Gregory the Great, on Job 9:15

Gregory the Great · c. A.D. 540–604
Job 9:15 · Douay-Rheims
“I, who although I should have any just thing, would not answer, but would make supplication to my judge.”
On this verse:
“Who, though I possessed any thing righteous, yet would I not answer, but I would make supplication to my Judge. For, as we have often said, all human righteousness is proved unrighteousness, if it be judged by strict rules. And so there is need of prayer following after righteousness, that this, which if sifted to the bottom might be brought down, may be firmly established in the mere pitifulness of the Judge. And when this is possessed fully by the more perfect sort, it is said that they possess a something of it. In that the human mind both with difficulty puts in practice the truths apprehended by it, and the things which it apprehends are the merest outskirts.
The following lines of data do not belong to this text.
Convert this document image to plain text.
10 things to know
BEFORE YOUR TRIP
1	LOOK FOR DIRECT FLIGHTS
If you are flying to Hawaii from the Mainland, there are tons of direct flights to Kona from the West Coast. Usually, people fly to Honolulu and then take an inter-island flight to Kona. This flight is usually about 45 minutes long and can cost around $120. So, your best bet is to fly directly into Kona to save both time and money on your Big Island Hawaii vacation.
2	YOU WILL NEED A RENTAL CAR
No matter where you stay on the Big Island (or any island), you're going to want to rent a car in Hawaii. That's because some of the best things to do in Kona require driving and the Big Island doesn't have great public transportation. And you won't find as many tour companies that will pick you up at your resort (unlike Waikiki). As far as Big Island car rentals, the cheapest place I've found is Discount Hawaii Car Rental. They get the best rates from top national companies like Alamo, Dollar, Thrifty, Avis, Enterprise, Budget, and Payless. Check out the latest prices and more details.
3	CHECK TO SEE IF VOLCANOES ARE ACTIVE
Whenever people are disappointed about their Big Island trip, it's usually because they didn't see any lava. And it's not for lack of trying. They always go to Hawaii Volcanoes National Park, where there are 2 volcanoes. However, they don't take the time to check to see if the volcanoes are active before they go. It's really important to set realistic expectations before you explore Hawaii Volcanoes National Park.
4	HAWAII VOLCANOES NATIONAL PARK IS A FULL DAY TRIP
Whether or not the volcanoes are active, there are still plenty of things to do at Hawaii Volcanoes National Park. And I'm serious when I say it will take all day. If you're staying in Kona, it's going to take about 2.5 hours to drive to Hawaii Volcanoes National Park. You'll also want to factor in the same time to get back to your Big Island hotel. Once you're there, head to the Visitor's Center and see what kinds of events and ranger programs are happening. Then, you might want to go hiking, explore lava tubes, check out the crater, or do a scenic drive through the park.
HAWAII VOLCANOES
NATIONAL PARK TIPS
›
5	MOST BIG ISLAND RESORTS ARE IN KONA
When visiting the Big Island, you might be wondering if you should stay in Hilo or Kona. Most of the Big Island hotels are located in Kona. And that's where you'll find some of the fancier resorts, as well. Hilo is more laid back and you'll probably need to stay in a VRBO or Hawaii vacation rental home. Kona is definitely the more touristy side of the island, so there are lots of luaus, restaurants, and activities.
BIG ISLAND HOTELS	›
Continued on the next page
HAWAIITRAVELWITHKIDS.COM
Therefore let him say, Who, though I possessed any thing righteous, yet would I not answer, but I would make supplication to my Judge. As if he owned in plainer words; 'And if I should grow to the practising of virtue, I am made vigorous to life, not by merit, but of pardoning grace.' Therefore we must be strenuous in prayer, when we do right, so that all the righteous ways we live in we may season by humility; but very often it happens that our very supplication is tost to and fro by such a multitude of temptations, that it seems almost cast off from the presence of the Judge. And often our pitiful Creator receives it, but because it cannot put forth itself undefiled, as it is minded, it dreads the sentence of condemnation upon its head.”